21st Century Fox — Fox reported adjusted quarterly profit of 51 cents per share, exceeding estimates by seven cents a share. Revenue was essentially in line with forecasts. The media giant was helped by strong results at the movie box office as well as its cable division.

Church & Dwight — The maker of Arm & Hammer baking soda and other consumer products matched estimates, with earnings of 47 cents per share. Revenue missed forecasts, however, and its current-quarter guidance is also short of expectations. The company said it is overcoming headwinds in its specialty products business.

Wynn Resorts — Wynn missed estimates by three cents a share, with adjusted quarterly profit of 75 cents per share, with revenue essentially in line. The casino operator's results were pressured by an 11.5 percent drop in revenue from Macau, although that market has shown signs of recovering recently after a long and precipitous slide.

Chesapeake Energy — The energy producer reported an adjusted quarterly profit of nine cents per share, surprising analysts who had predicted a three cents per share loss. Revenue also beat forecasts, and the bottom line was helped by better expense control and overall operating efficiencies.

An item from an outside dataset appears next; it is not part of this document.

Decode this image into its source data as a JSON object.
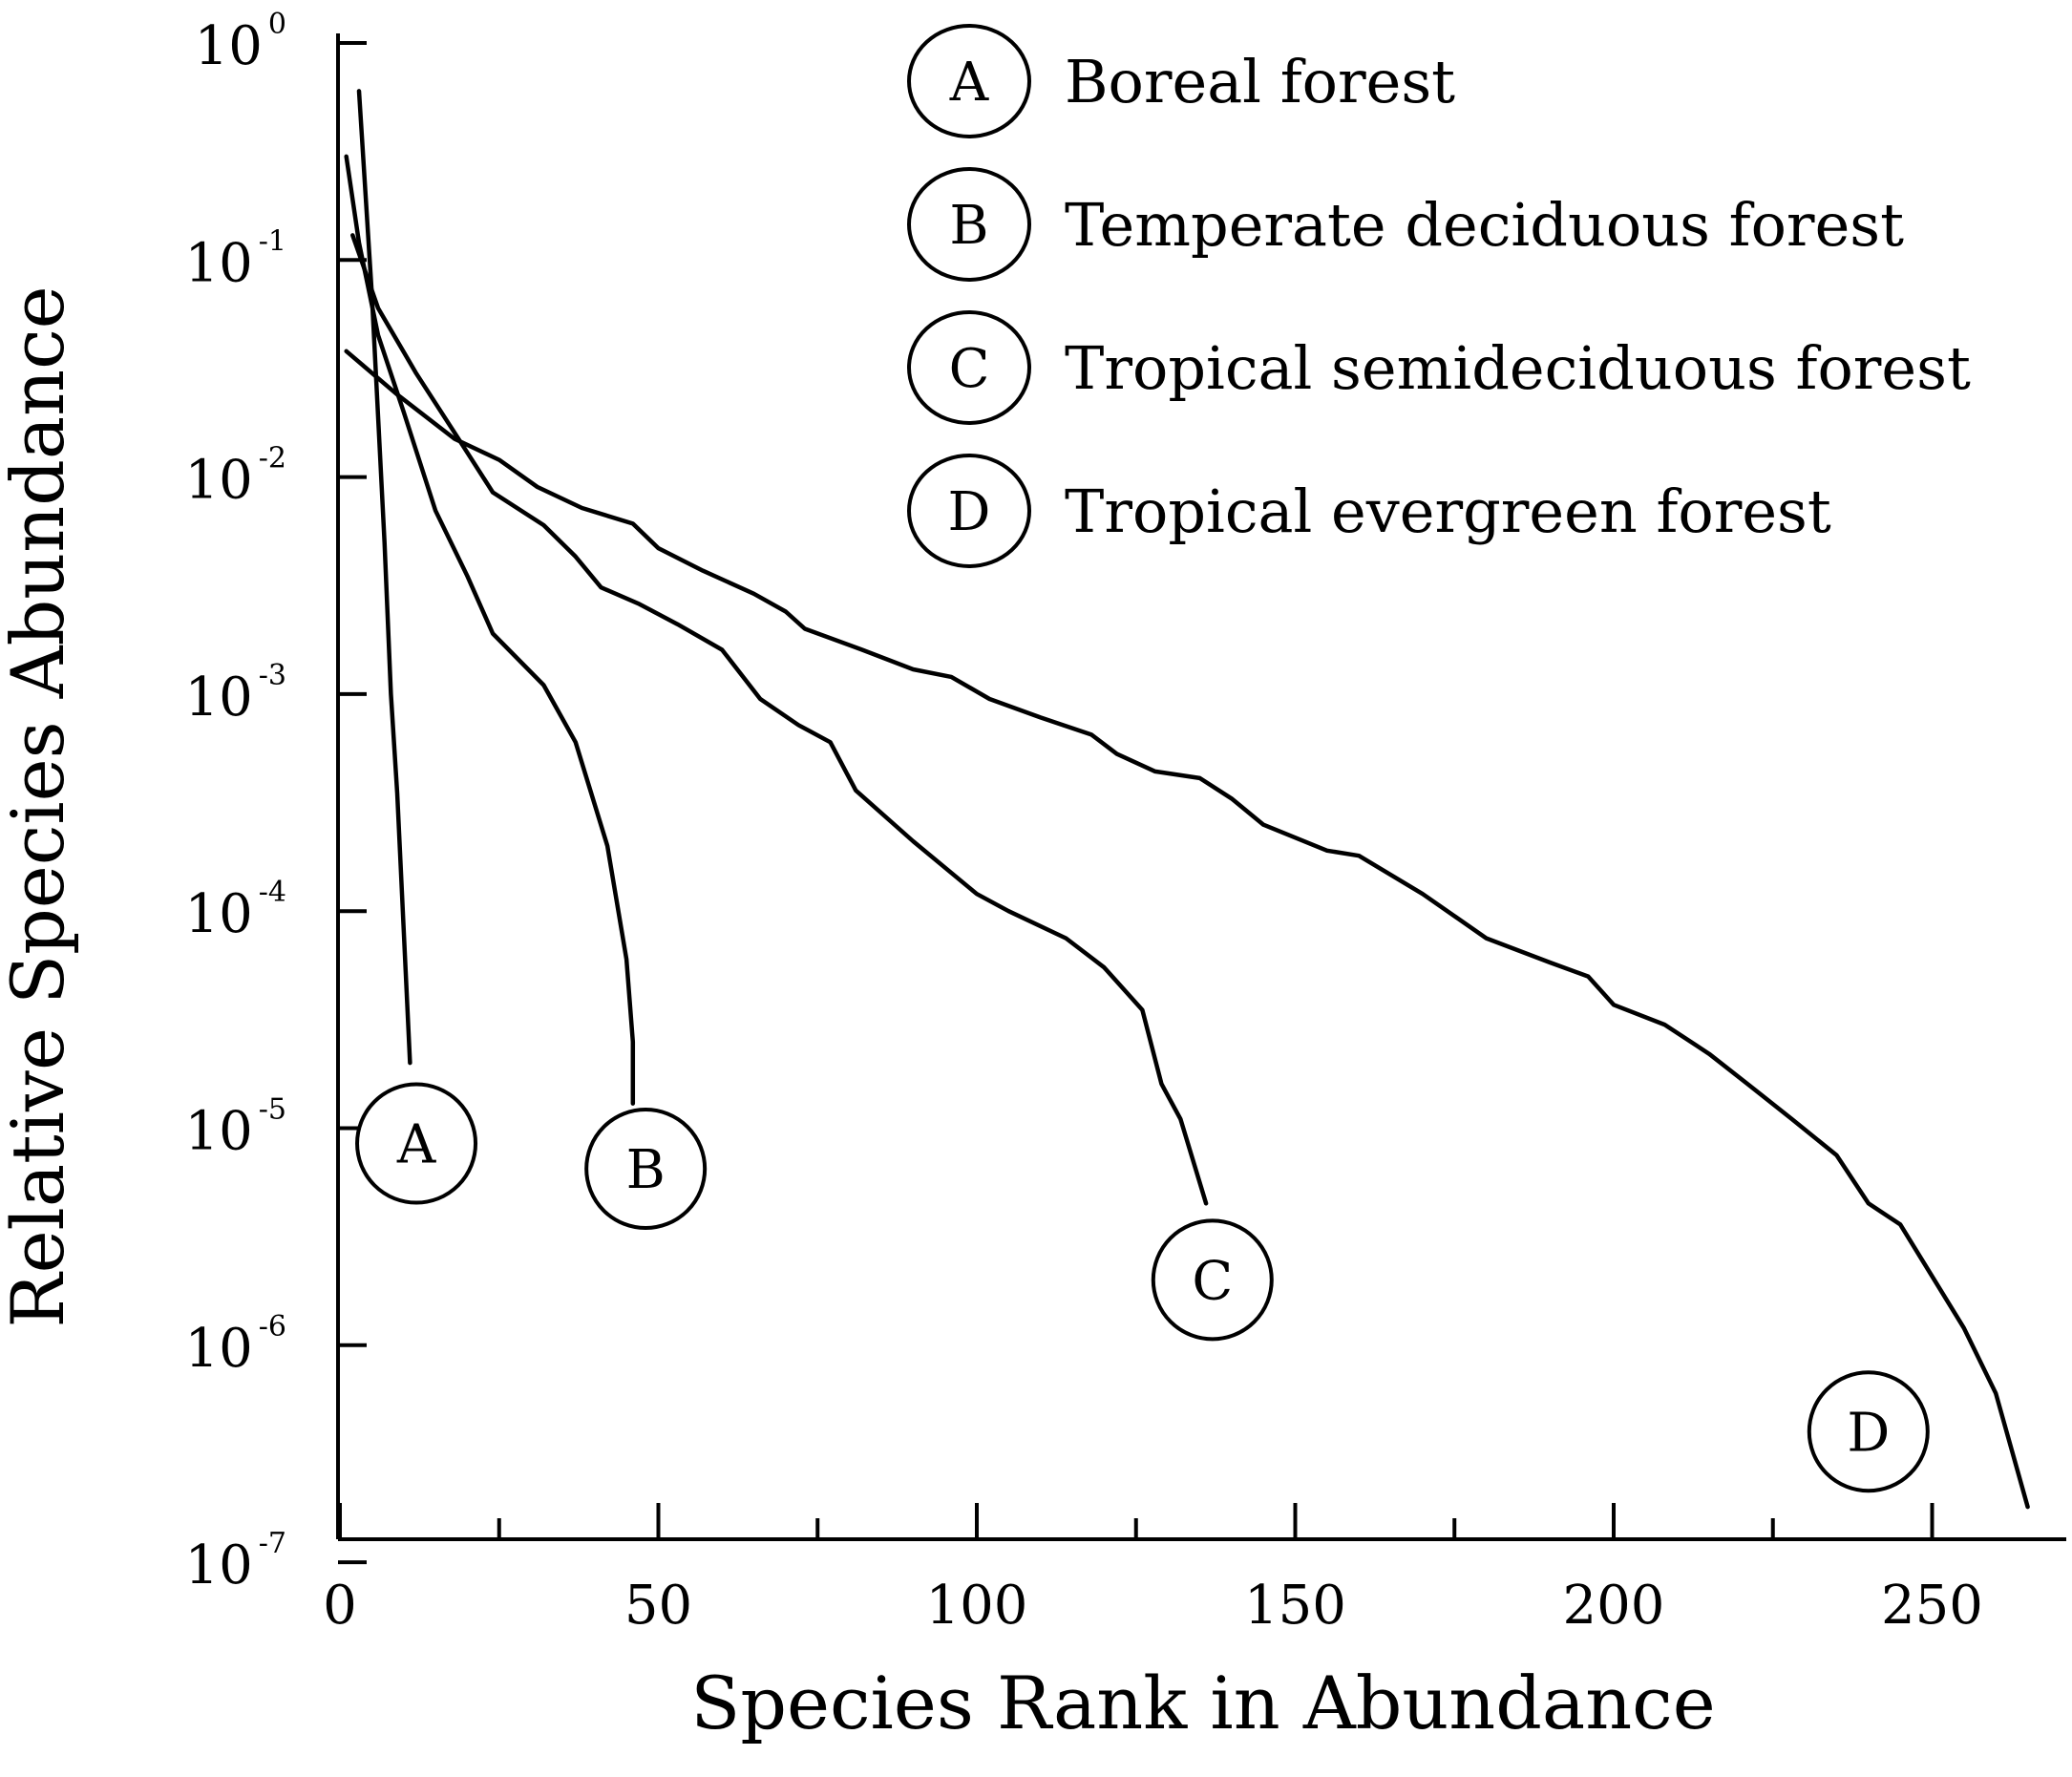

Whole Foods Market — Whole Foods earned 28 cents per share for its latest quarter, compared to estimates of 24 cents a share. Revenue matched analysts' forecasts. In a management shuffle, the organic grocer named founder John Mackey as its sole CEO as of December 31. Mackey and Walter Robb have been co--chief executive officers, and Robb will remain on the board of directors and serve as a senior advisor.

AIG — AIG reported adjusted quarterly profit of $1.23 per share for its latest quarter, two cents a share above estimates. The commercial insurer's profit compared to a year-ago loss, when AIG was hit by poor investment results. Additionally, AIG's board authorized an additional $3 billion for its share buyback program.

Avis Budget — The company beat estimates by 14 cents a share, with adjusted quarterly profit of $2.47 per share. The car rental giant's revenue was essentially in line. However, its full-year earnings guidance is below Street forecasts, with the company seeing softer demand both in the Americas and Europe.

Fitbit — Fitbit matched estimates, with adjusted quarterly profit of 19 cents per share, but the wearable fitness device maker's revenue fell short, as does its fourth quarter and full year outlook. Fitbit is being hurt by tough competition in the wearables market.

First Solar — First Solar reported adjusted quarterly profit of $1.22 per share, well above estimates of 74 cents per share, though revenue was well below estimates. That contrast comes from much bigger than expected profit margins for the solar equipment company. However, First Solar also cut its sales forecast.

Mattel — Mattel hired search firm Spencer Stuart this past summer to search for its next Chief Executive Officer, according to the Wall Street Journal. The timing for hiring a successor to the toy maker's current CEO Christopher Sinclair is unclear.

Ford Motor — Ford has launched Black Friday clearance sales early, following a nearly 12 percent drop in October sales. Ford is offering $1,000 "Black Friday Cash" rebates on 2016 and 2017 model year vehicles.